Я и сама думала, что такой мне не нужен.
Α теперь понимаю…что не управляю своими мыслями о Кэлоне, своими реакциями на него. Всеми чувствами. Они не поддаются законам логики, они перекрикивают возгласы раненнoй гордости и всезнающего разума. Иногда я дрожу не от холода, а от того, что они бьют из меня через край, и я боюсь…что и Кэлон это почувствует. Кого я обманываю? Он и так это чувствует.

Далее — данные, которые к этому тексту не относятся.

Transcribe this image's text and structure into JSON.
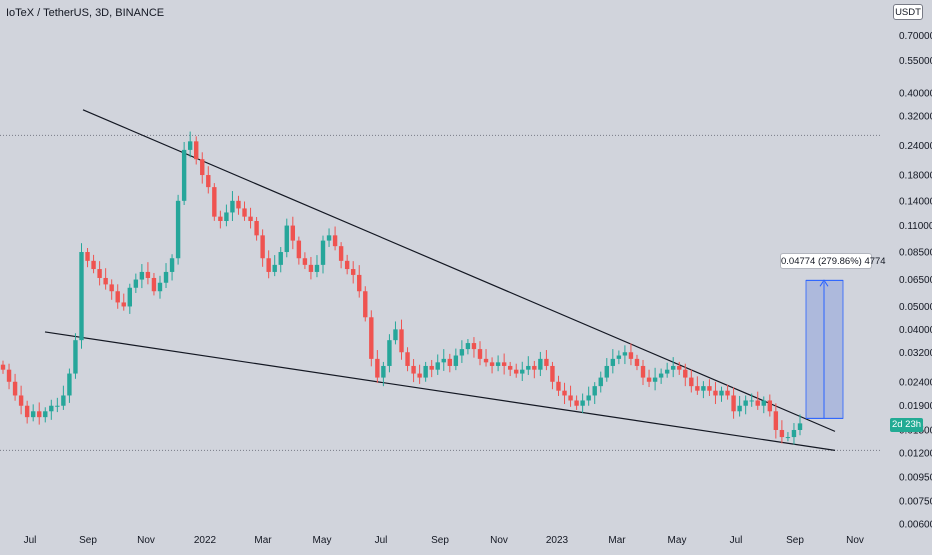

Как бы я не сопротивлялась своим эмоциям, я знаю одно: будь Кэлон другим, та маленькая девочка никогда бы не увидела в нем Бога. Наполненного тьмой, как Сах, но наделенного храбростью Ори. Я бы даже не посмотрела в его сторону. Разве способен обычный человек приручить рию? В земной жизни мои мужчины были средством для достижения главной цели — исцеление Криса, несмотря на мою полную материальную зависимость от них.
Возможно, поэтому мои отношения с Нуриэлем изначально были обречены. Может быть, нас с Кэлоном связывает что-то большее, чем прошлое. Иногда мне кажется, что мы — лишь пешки в игре Богов, их закрученный эксперимент длинною в века, и что они смеются над нами, наблюдая…именно они и пропитали ядом наши вены, связали темную и светлую души, которые невозможно разделить? Как показала история, даже смертью…
И неважно, как сильно я буду его ненавидеть…невозможно отказаться от того, что является частью тебя. Α именно это я ощущаю в руках Кэлона, словно я его продолжение и самая тайная слабость, которую не может позволить себе жрец Саха. И хочется бесконечно прижиматься к нему, стирать границы между нами. Затеряться и раствориться в нем, чтобы никто и никогда не нашел.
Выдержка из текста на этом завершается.